Regionalliga
Heimspiel am Freitag: FC Memmingen trifft auf SV Schalding-Heining

Vor dem Regionalliga-Heimspiel am Freitag (19.30 Uhr) hat der FC Memmingen an den Gegner SV Schalding-Heining eigentlich ganz gute Erinnerungen. Zum Abschluss der vergangenen Saison siegte Memmingen mit 1:0 und belegte in der Abschlusstabelle Rang sieben, was das bislang beste Abschneiden im bayerischen Fußball-Oberhaus bedeutete. Auf diesem siebten Platz rangieren nun die Gäste, mit denen der FCM mit einem Heimsieg nach Punkten gleichziehen will.

Nach zwei Niederlagen hintereinander ist es für Trainer Christian Braun ein ganz wichtiges Spiel: Der Druck punkten zu müssen, ist gestiegen. Das weiß auch Routinier Andreas Bobo Mayer. In der Tabelle ist zwar bis auf den souveränen Spitzenreiter SSV Jahn Regensburg alles eng beieinander. Bei einer neuerlichen Niederlage dürfte es im Umfeld aber naturgemäß unruhiger werden. Wir dürfen trotzdem nicht die Nerven verlieren, redet Mayer seinen Kameraden ins Gewissen gegen Schalding-Heining wieder konzentriert zu Werke zu gehen.

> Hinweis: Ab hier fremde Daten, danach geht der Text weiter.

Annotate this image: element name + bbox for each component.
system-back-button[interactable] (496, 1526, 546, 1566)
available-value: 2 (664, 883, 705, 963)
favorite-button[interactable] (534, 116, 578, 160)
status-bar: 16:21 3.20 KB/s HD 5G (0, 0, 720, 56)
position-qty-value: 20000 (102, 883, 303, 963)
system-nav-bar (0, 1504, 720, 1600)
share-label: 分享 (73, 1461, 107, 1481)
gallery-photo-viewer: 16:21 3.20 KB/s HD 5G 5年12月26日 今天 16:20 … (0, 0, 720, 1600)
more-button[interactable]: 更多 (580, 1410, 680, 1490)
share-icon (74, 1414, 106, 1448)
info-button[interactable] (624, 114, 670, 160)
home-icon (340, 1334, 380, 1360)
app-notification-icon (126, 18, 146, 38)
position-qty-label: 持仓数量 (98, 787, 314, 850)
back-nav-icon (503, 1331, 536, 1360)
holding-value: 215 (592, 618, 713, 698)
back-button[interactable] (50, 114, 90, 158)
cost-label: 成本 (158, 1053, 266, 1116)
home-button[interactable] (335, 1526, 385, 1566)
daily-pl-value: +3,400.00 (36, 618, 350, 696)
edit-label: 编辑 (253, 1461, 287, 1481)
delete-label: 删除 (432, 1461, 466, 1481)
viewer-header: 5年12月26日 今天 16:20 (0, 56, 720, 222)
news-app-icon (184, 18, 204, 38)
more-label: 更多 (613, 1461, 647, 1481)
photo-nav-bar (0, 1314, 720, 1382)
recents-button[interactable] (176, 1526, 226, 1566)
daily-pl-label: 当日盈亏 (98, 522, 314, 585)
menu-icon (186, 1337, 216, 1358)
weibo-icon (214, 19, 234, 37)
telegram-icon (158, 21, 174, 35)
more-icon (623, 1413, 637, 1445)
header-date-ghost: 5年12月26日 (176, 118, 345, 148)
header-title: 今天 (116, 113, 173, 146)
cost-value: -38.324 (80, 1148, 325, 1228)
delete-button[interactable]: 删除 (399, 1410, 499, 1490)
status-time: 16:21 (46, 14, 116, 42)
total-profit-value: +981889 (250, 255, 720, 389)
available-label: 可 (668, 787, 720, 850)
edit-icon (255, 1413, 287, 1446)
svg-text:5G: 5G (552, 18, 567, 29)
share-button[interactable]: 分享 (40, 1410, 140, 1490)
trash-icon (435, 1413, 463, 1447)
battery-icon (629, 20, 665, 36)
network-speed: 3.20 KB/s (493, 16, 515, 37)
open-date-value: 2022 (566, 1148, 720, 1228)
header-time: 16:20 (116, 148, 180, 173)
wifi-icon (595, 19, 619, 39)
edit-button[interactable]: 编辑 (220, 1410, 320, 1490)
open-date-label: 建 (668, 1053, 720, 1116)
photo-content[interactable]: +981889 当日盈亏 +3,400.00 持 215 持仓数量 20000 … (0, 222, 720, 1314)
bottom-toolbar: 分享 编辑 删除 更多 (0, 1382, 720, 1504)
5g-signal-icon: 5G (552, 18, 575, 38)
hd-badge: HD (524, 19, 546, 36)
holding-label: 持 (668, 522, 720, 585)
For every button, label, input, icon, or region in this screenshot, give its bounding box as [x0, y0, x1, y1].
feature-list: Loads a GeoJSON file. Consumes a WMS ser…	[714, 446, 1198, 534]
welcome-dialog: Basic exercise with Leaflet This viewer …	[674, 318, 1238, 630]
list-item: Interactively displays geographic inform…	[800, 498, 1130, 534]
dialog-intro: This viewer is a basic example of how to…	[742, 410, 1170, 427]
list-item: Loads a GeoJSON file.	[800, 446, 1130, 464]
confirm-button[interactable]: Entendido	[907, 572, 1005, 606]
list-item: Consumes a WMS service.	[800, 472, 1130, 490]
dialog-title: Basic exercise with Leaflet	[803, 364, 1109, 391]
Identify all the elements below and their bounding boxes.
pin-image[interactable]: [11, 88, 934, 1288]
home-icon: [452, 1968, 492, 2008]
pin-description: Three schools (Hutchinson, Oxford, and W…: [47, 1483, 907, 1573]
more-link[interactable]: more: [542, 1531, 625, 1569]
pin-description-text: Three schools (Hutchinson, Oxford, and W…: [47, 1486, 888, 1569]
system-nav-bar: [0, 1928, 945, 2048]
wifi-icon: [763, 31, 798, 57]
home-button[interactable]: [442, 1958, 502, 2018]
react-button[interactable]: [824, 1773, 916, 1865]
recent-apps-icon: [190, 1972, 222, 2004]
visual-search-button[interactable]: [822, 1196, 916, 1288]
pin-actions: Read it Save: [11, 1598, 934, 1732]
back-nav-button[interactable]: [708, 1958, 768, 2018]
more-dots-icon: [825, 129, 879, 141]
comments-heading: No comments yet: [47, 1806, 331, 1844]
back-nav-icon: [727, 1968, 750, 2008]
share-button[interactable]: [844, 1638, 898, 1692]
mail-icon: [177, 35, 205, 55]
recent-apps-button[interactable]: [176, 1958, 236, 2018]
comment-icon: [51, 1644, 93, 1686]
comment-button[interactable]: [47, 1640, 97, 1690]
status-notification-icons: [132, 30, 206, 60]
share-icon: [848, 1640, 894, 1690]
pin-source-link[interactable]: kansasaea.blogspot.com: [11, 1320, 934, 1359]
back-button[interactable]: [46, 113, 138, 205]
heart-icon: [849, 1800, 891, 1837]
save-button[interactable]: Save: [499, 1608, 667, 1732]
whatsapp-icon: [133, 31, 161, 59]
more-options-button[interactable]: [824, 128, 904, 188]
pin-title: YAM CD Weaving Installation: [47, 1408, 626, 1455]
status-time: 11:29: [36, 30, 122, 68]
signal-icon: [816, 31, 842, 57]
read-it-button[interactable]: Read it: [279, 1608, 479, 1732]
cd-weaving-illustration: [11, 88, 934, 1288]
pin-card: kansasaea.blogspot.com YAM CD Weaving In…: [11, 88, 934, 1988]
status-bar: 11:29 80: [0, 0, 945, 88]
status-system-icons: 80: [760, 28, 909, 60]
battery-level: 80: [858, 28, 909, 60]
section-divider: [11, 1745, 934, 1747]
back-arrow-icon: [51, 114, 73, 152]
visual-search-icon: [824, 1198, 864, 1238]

So wie in Burghausen, zumindest in der ersten Halbzeit. Da waren die Memminger eigentlich auf einem guten Weg, haben aber ihre Chancen nicht verwertet. Ähnlich ging es dem Freitags-Gegner zuletzt gegen den FC Bayern München II, als sich Trainer Mario Tanzer schon auf der Siegerstraße wähnte und am Ende beim 1:2 doch mit leeren Händen dastand. Gegen die Favoriten der Liga muss eben alles passen, um voll zu punkten.

Mit viel Dusel ging beispielsweise Burghausen gleich nach der Pause in Führung. Kurz vor der Halbzeit hatte FCM-Torjäger Michael Geldhauser bei einer ganz ähnlichen Situation Pech gehabt. Gegen Schalding wird es wieder ein ganz anderes Spiel als in Burghausen oder gegen Rain, sagt Braun voraus. Wobei die Heimniederlage vor zwei Wochen gegen Rain noch nicht ganz verdaut ist. Hier konnte die Mannschaft nicht an die guten Auftritte gegen Illertissen oder 1860 II anknüpfen und will deshalb vor eigenem Publikum etwas gutmachen.

Schalding-Heining ist zwar vielleicht vom Namen her nicht der attraktivste Gegner, darf aber keinesfalls unterschätzt werden. Die Passauer Vorstädter verfügen um Kapitän Josef Eibl über eine gestanden Viertliga-Truppe, die durch Zugänge im Sommer qualitativ noch dazu gewonnen hat und im Gegensatz zum FCM in Bestbesetzung antreten kann. Defensiv stark und schnell im Umschaltspiel nach vorne, kennt Braun deren Stärken. Vor der Begegnung gegen Bayern II standen die Niederbayern noch auf Tabellenplatz drei und haben in der noch recht jungen Saison schon zwei Auswärtssiege auf dem Konto. Was Warnung genug sein sollte.